I was fortunate to secure a deal with British indie publisher Endeavour Press, and after a few rewrites, Wings of Death was published. At time of submission, a potential series was discussed, and as I already had ideas to bring back Alex Swan and Arthur Gable, I had already drafted an outline for the next novel, which became Countdown to Terror, based on the 1969 race for the moon and involving a secret Nazi organization set up at the end of the war. With this particular story, I also had the opportunity to really explore Swan as a character as he hides a personal secret, which resurfaces due to the nature of the case. One strong element of my Alex Swan mystery books is that all the novels have been based on actual historical events.

What elements do you feel are essential for a good suspense story?

To produce a good suspense story, I feel there needs to be a clear mystery that must be solved. However, any story of this genre needs strong and plausible heroes and villains. The plots need to have lots of twists and turns to keep the readers on edge, and having short chapter formats is an essential ingredient to enable almost guaranteed page-turners. Most of all, a suspense writer must make sure all the threads the reader encounters that have kept them thrilled, from inciting incident to the climax, are fully tied up with the resolution and denouement, sometimes with a subtle element of surprise at the end, but not far-fetched, so that you don’t leave the reader with that disappointing feeling.

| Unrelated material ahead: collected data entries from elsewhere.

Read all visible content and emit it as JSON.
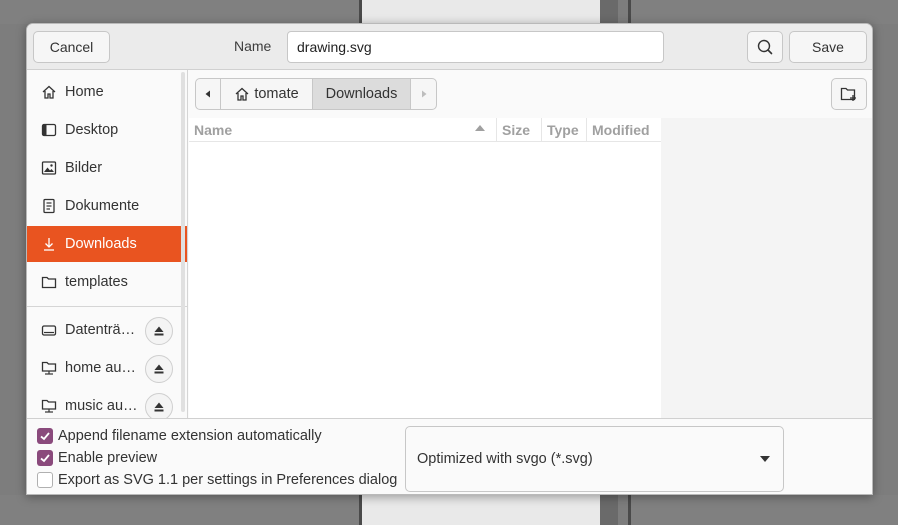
{
  "header": {
    "cancel_label": "Cancel",
    "name_label": "Name",
    "filename_value": "drawing.svg",
    "save_label": "Save",
    "search_icon": "search-icon"
  },
  "sidebar": {
    "items": [
      {
        "label": "Home",
        "icon": "home-icon"
      },
      {
        "label": "Desktop",
        "icon": "desktop-icon"
      },
      {
        "label": "Bilder",
        "icon": "pictures-icon"
      },
      {
        "label": "Dokumente",
        "icon": "documents-icon"
      },
      {
        "label": "Downloads",
        "icon": "downloads-icon",
        "active": true
      },
      {
        "label": "templates",
        "icon": "folder-icon"
      }
    ],
    "devices": [
      {
        "label": "Datenträ…",
        "icon": "drive-icon"
      },
      {
        "label": "home au…",
        "icon": "network-folder-icon"
      },
      {
        "label": "music au…",
        "icon": "network-folder-icon"
      }
    ],
    "active_color": "#e95420"
  },
  "pathbar": {
    "home_label": "tomate",
    "current_label": "Downloads"
  },
  "columns": {
    "name": "Name",
    "size": "Size",
    "type": "Type",
    "modified": "Modified"
  },
  "options": {
    "append_extension": {
      "label": "Append filename extension automatically",
      "checked": true
    },
    "enable_preview": {
      "label": "Enable preview",
      "checked": true
    },
    "export_svg11": {
      "label": "Export as SVG 1.1 per settings in Preferences dialog",
      "checked": false
    },
    "checkbox_color": "#8a4a7c"
  },
  "filetype": {
    "selected": "Optimized with svgo (*.svg)"
  }
}
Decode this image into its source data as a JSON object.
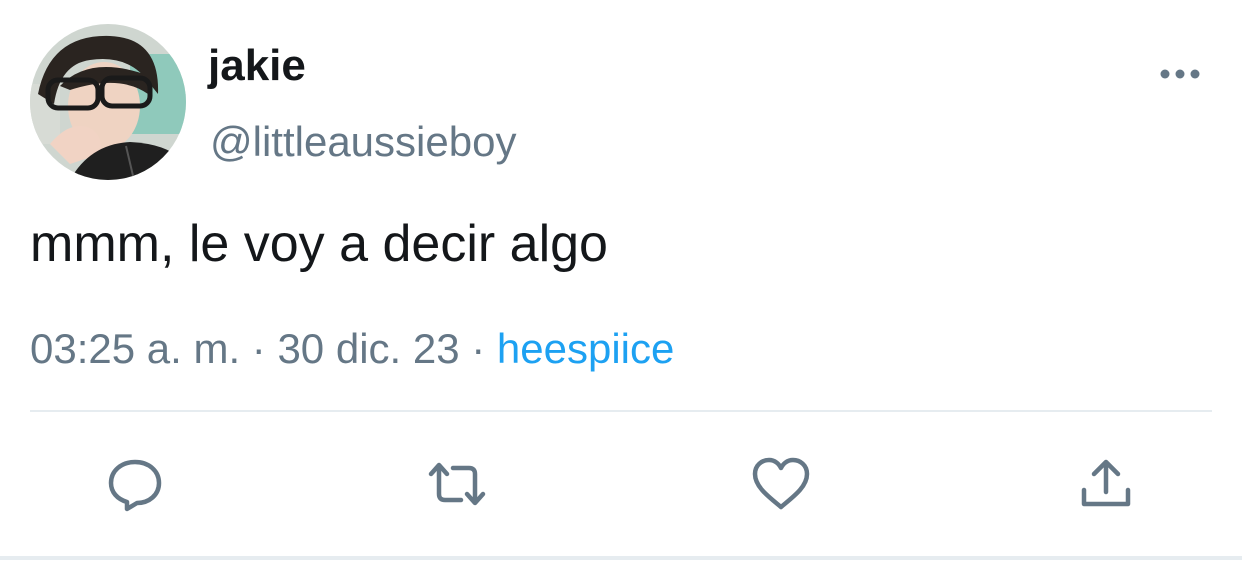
{
  "tweet": {
    "author": {
      "display_name": "jakie",
      "handle": "@littleaussieboy"
    },
    "text": "mmm, le voy a decir algo",
    "meta": {
      "time": "03:25 a. m.",
      "separator": " · ",
      "date": "30 dic. 23",
      "source": "heespiice"
    }
  },
  "icons": {
    "more": "more-horizontal-icon",
    "reply": "reply-icon",
    "retweet": "retweet-icon",
    "like": "heart-icon",
    "share": "share-icon"
  },
  "colors": {
    "text_primary": "#14171a",
    "text_secondary": "#657786",
    "accent": "#1da1f2",
    "divider": "#e6ecf0"
  }
}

Personally, my favorite reviews are the ones that say they can’t wait for the next Alex Swan adventure, or if they’ve tagged on to a later book in the series, say they will be seeking out the back catalogue of Alex Swan and co.

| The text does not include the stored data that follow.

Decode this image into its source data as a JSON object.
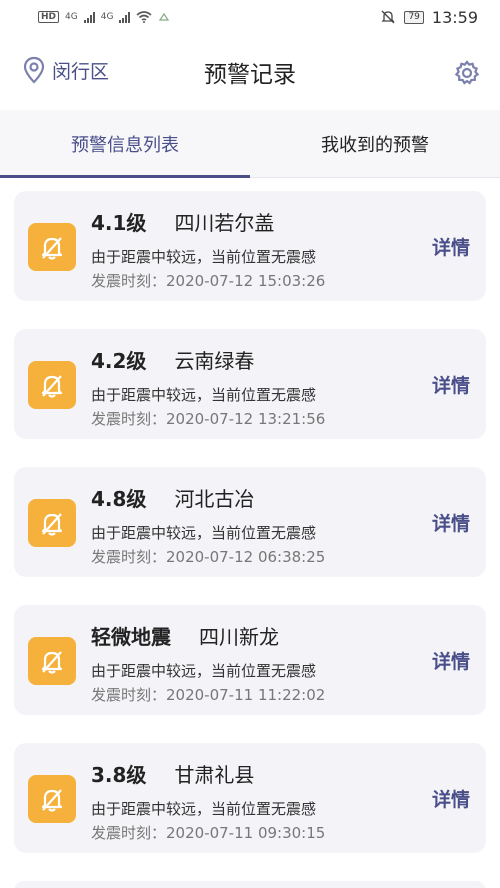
{
  "status_bar": {
    "hd": "HD",
    "net1": "4G",
    "net2": "4G",
    "battery": "79",
    "time": "13:59"
  },
  "header": {
    "location": "闵行区",
    "title": "预警记录"
  },
  "tabs": [
    {
      "label": "预警信息列表",
      "active": true
    },
    {
      "label": "我收到的预警",
      "active": false
    }
  ],
  "records": [
    {
      "magnitude": "4.1级",
      "place": "四川若尔盖",
      "desc": "由于距震中较远，当前位置无震感",
      "time": "发震时刻：2020-07-12 15:03:26",
      "action": "详情"
    },
    {
      "magnitude": "4.2级",
      "place": "云南绿春",
      "desc": "由于距震中较远，当前位置无震感",
      "time": "发震时刻：2020-07-12 13:21:56",
      "action": "详情"
    },
    {
      "magnitude": "4.8级",
      "place": "河北古冶",
      "desc": "由于距震中较远，当前位置无震感",
      "time": "发震时刻：2020-07-12 06:38:25",
      "action": "详情"
    },
    {
      "magnitude": "轻微地震",
      "place": "四川新龙",
      "desc": "由于距震中较远，当前位置无震感",
      "time": "发震时刻：2020-07-11 11:22:02",
      "action": "详情"
    },
    {
      "magnitude": "3.8级",
      "place": "甘肃礼县",
      "desc": "由于距震中较远，当前位置无震感",
      "time": "发震时刻：2020-07-11 09:30:15",
      "action": "详情"
    }
  ],
  "icons": {
    "location": "location-pin-icon",
    "settings": "gear-icon",
    "alert": "bell-muted-icon"
  },
  "colors": {
    "accent": "#4a4f8a",
    "alert_icon_bg": "#f6b13c",
    "card_bg": "#f4f4f8"
  }
}
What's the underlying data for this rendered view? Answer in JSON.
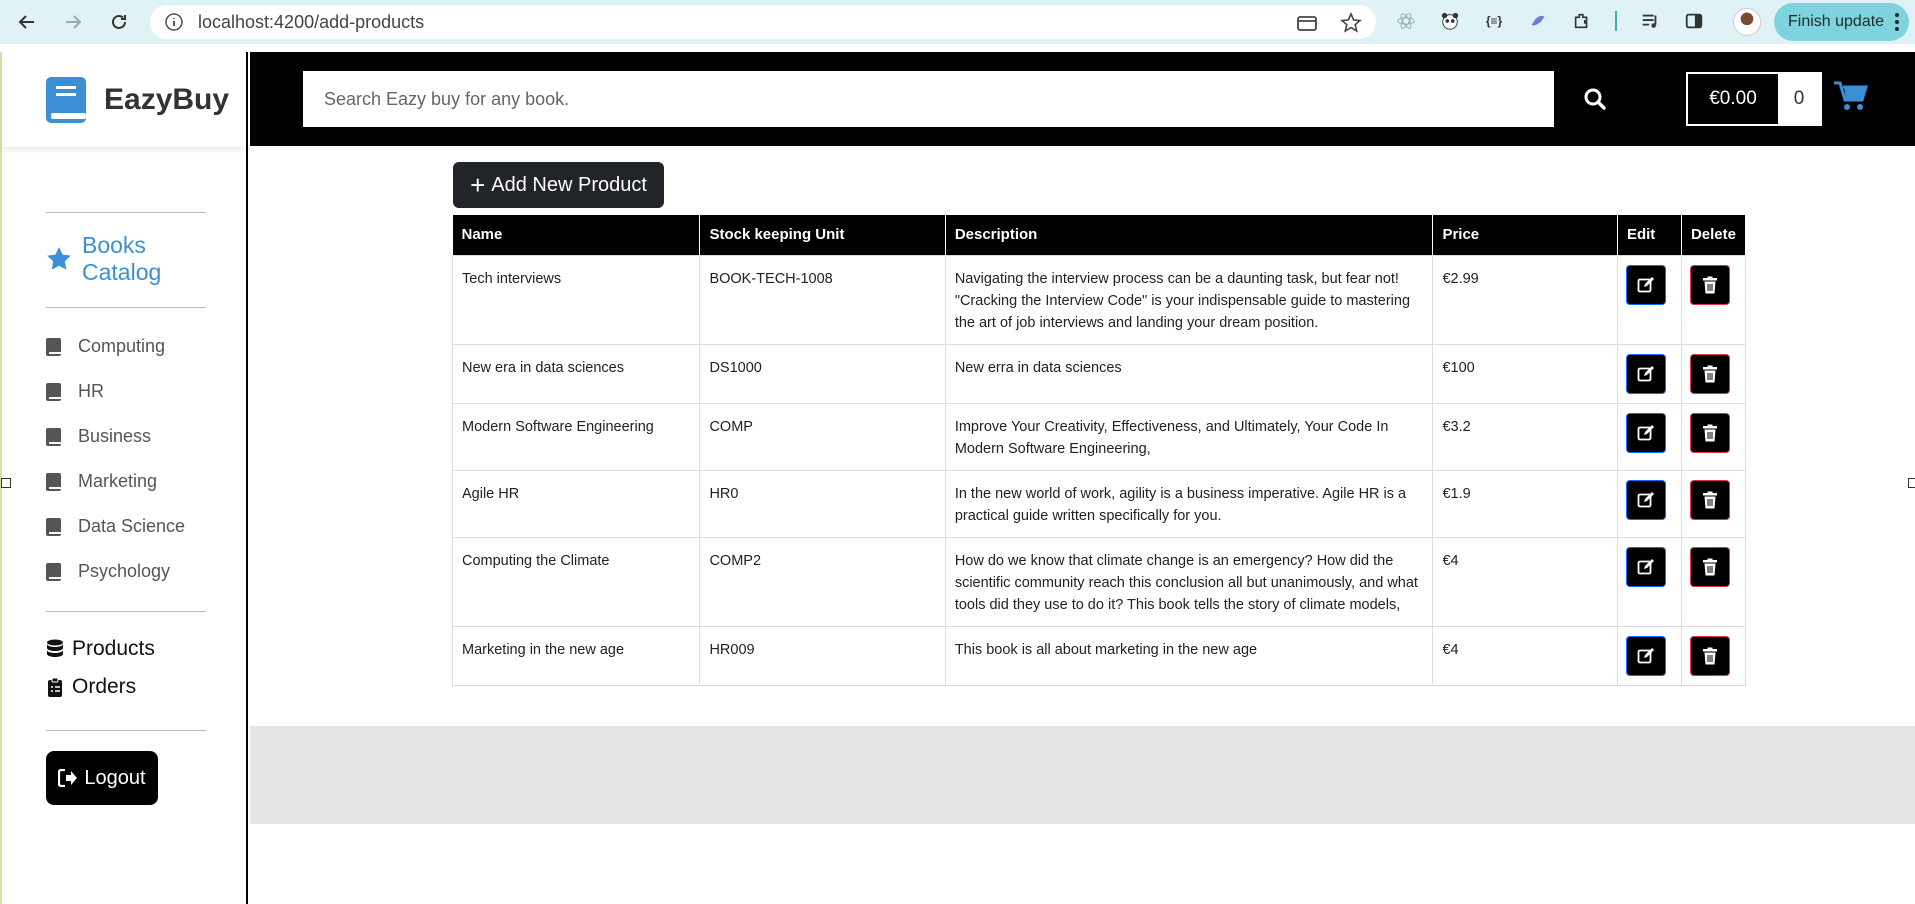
{
  "browser": {
    "url": "localhost:4200/add-products",
    "finish_update_label": "Finish update",
    "extensions_glyph": "{≡}"
  },
  "sidebar": {
    "brand": "EazyBuy",
    "catalog_title": "Books Catalog",
    "categories": [
      {
        "label": "Computing"
      },
      {
        "label": "HR"
      },
      {
        "label": "Business"
      },
      {
        "label": "Marketing"
      },
      {
        "label": "Data Science"
      },
      {
        "label": "Psychology"
      }
    ],
    "admin": {
      "products_label": "Products",
      "orders_label": "Orders"
    },
    "logout_label": "Logout"
  },
  "header": {
    "search_placeholder": "Search Eazy buy for any book.",
    "cart_total": "€0.00",
    "cart_count": "0"
  },
  "main": {
    "add_button_label": "Add New Product",
    "columns": {
      "name": "Name",
      "sku": "Stock keeping Unit",
      "description": "Description",
      "price": "Price",
      "edit": "Edit",
      "delete": "Delete"
    },
    "rows": [
      {
        "name": "Tech interviews",
        "sku": "BOOK-TECH-1008",
        "description": "Navigating the interview process can be a daunting task, but fear not! \"Cracking the Interview Code\" is your indispensable guide to mastering the art of job interviews and landing your dream position.",
        "price": "€2.99"
      },
      {
        "name": "New era in data sciences",
        "sku": "DS1000",
        "description": "New erra in data sciences",
        "price": "€100"
      },
      {
        "name": "Modern Software Engineering",
        "sku": "COMP",
        "description": "Improve Your Creativity, Effectiveness, and Ultimately, Your Code In Modern Software Engineering,",
        "price": "€3.2"
      },
      {
        "name": "Agile HR",
        "sku": "HR0",
        "description": "In the new world of work, agility is a business imperative. Agile HR is a practical guide written specifically for you.",
        "price": "€1.9"
      },
      {
        "name": "Computing the Climate",
        "sku": "COMP2",
        "description": "How do we know that climate change is an emergency? How did the scientific community reach this conclusion all but unanimously, and what tools did they use to do it? This book tells the story of climate models,",
        "price": "€4"
      },
      {
        "name": "Marketing in the new age",
        "sku": "HR009",
        "description": "This book is all about marketing in the new age",
        "price": "€4"
      }
    ]
  },
  "colors": {
    "brand_blue": "#3a8fd6",
    "header_bg": "#000000",
    "chrome_bg": "#dff3f6",
    "update_pill": "#7fd3dc"
  },
  "icons": [
    "back-icon",
    "forward-icon",
    "reload-icon",
    "info-icon",
    "card-icon",
    "star-icon",
    "react-icon",
    "panda-icon",
    "extension-icon",
    "puzzle-icon",
    "media-icon",
    "sidepanel-icon",
    "search-icon",
    "cart-icon",
    "book-icon",
    "star-catalog-icon",
    "database-icon",
    "clipboard-icon",
    "logout-icon",
    "edit-icon",
    "trash-icon"
  ]
}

David Holman lives in rural Kent, England. A family man first and foremost, he is married with three daughters and is a former lecturer of English. David also writes for an international aviation-related hobby magazine, is a reporter for his local newspaper, and produces literature study guides for schools. When David is not writing or teaching, he likes nothing better than to spend valuable time with his family, walking his dogs, and fishing. He says he gets to think about the plots for his Alex Swan novels from the time spent at the waterside.

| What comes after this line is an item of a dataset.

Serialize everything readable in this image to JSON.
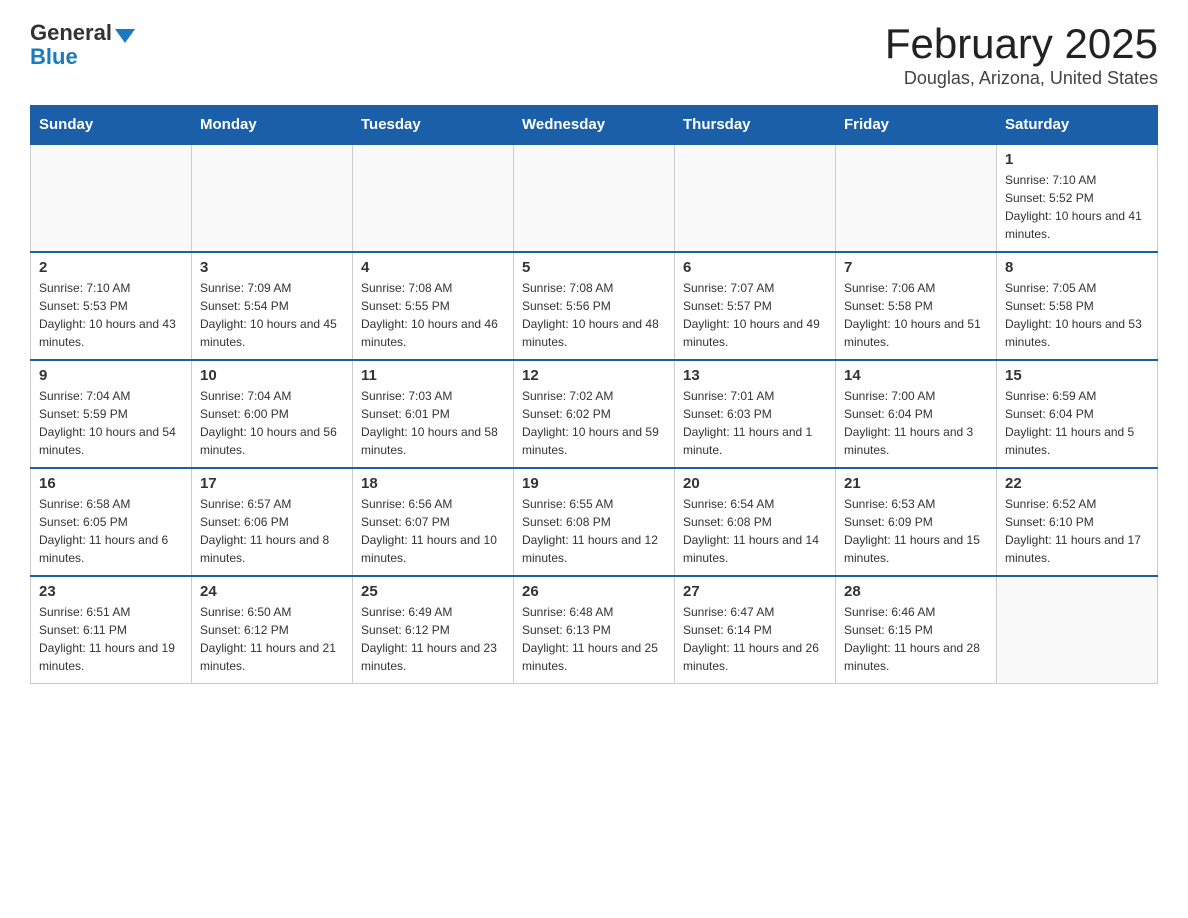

Like his favorite authors, he sees research as an essential part of the writing process and enjoys the fieldwork of visiting museums and other relevant places of interest that enable him to produce the historic and technical accuracy found in his novels. An avid reader of the thriller and espionage genre, among his list of chosen authors are Frederick Forsyth, Clive Cussler, Dan Brown, Robert Harris, and the master, John Le Carre. From time to time, he also likes to revisit the classics, with Conan Doyle, Verne, Wells, and Dumas his selective choices for sheer escapism. However, David has said that he will generally read anything in order to broaden his personal perspective of the written word.

His ongoing collaboration with Endeavour Media has taken the Alex Swan Mysteries to all new heights, reaching out to readers across the globe and being awarded many five-star reviews. His first novel, Wings of Death, was also nominated for Best Thriller of 2017 in an international online reader award. He has also appeared as a guest on podcast shows such as

David is a member of the International Thriller Writers and has just completed the fourth Alex Swan novel.